As a business owner, valuing your business may be one of the most daunting processes you will confront. This process becomes even more difficult during a divorce. Because there are multiple valuation methods and various factors to be considered, business valuation can be surprisingly subjective. In high-net-worth divorces, both parties are likely to hire their own expert to value the business and testify about their findings. This is especially likely if the spouses are co-owners or even if one spouse is a sole owner but the other plays a significant role in the business. In smaller-asset divorces, however, it is more common for parties to attempt to value the business themselves.
So how do I value my own business?
First, it is important to identify your business’ assets, which typically include both tangible and intangible property. Tangible property includes but is not limited to: inventory; savings accounts; and equipment necessary for day-to-day business operations. Intangible property includes but is not limited to: goodwill with your clients; patents and trademarks; and software.
To ascertain the starting value of your business, subtract your liabilities from your assets. Liabilities are anything that costs your business money, such as loans, payroll, or credit card debt.
It is also important to determine your business’ net profit. In order to do so, take the total amount of cash received by the company in exchange for goods or services, including investment related income or income from the sale of business assets, and subtract all of your business’ expenses (i.e. salaries, advertising, equipment, or anything used to reach that cash inflow).
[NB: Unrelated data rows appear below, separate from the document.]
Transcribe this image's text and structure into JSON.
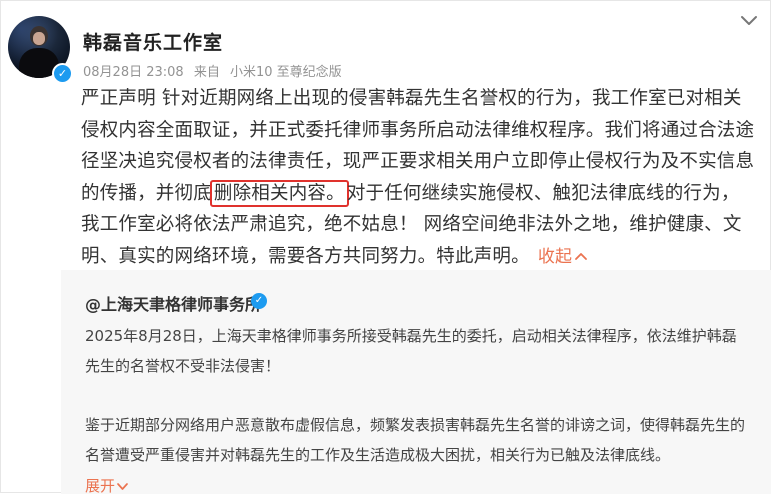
{
  "post": {
    "author": "韩磊音乐工作室",
    "date": "08月28日 23:08",
    "source_prefix": "来自",
    "source_device": "小米10 至尊纪念版",
    "text_part1": "严正声明 针对近期网络上出现的侵害韩磊先生名誉权的行为，我工作室已对相关侵权内容全面取证，并正式委托律师事务所启动法律维权程序。我们将通过合法途径坚决追究侵权者的法律责任，现严正要求相关用户立即停止侵权行为及不实信息的传播，并彻底",
    "text_highlight": "删除相关内容。",
    "text_part2": "对于任何继续实施侵权、触犯法律底线的行为，我工作室必将依法严肃追究，绝不姑息！ 网络空间绝非法外之地，维护健康、文明、真实的网络环境，需要各方共同努力。特此声明。",
    "collapse_label": "收起"
  },
  "repost": {
    "author": "@上海天聿格律师事务所",
    "paragraph1": "2025年8月28日，上海天聿格律师事务所接受韩磊先生的委托，启动相关法律程序，依法维护韩磊先生的名誉权不受非法侵害！",
    "paragraph2": "鉴于近期部分网络用户恶意散布虚假信息，频繁发表损害韩磊先生名誉的诽谤之词，使得韩磊先生的名誉遭受严重侵害并对韩磊先生的工作及生活造成极大困扰，相关行为已触及法律底线。",
    "expand_label": "展开"
  },
  "icons": {
    "menu": "chevron-down-icon",
    "verified": "verified-badge-icon",
    "collapse": "chevron-up-icon",
    "expand": "chevron-down-icon"
  },
  "colors": {
    "accent_orange": "#eb7350",
    "highlight_red": "#e0322d",
    "verified_blue": "#1d9bf0"
  }
}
Finally, what method is best to do my valuation?
There is not one “right” method, but here are two common approaches:
The first approach is termed the “book value” method. “Book value” refers to what the business’ corporate books say the assets are worth. To calculate the book value of your business, generally you would take the original cost of the asset, subtract depreciation of the asset based on its age, and apply any adjustment for market-based value increases. Good examples of calculable assets are vehicles, since their value tends to decrease over time, and any buildings or land that your business owns, since real property often increases in value over time.
The second valuation method is the “market approach” method. This method focuses on the value or earning capacity of the business itself. If you apply the market approach method, look at your business’ income and the value of its assets over the past five years, as well as any fluctuations in income, and make an estimate as to how the business will perform over the upcoming five years.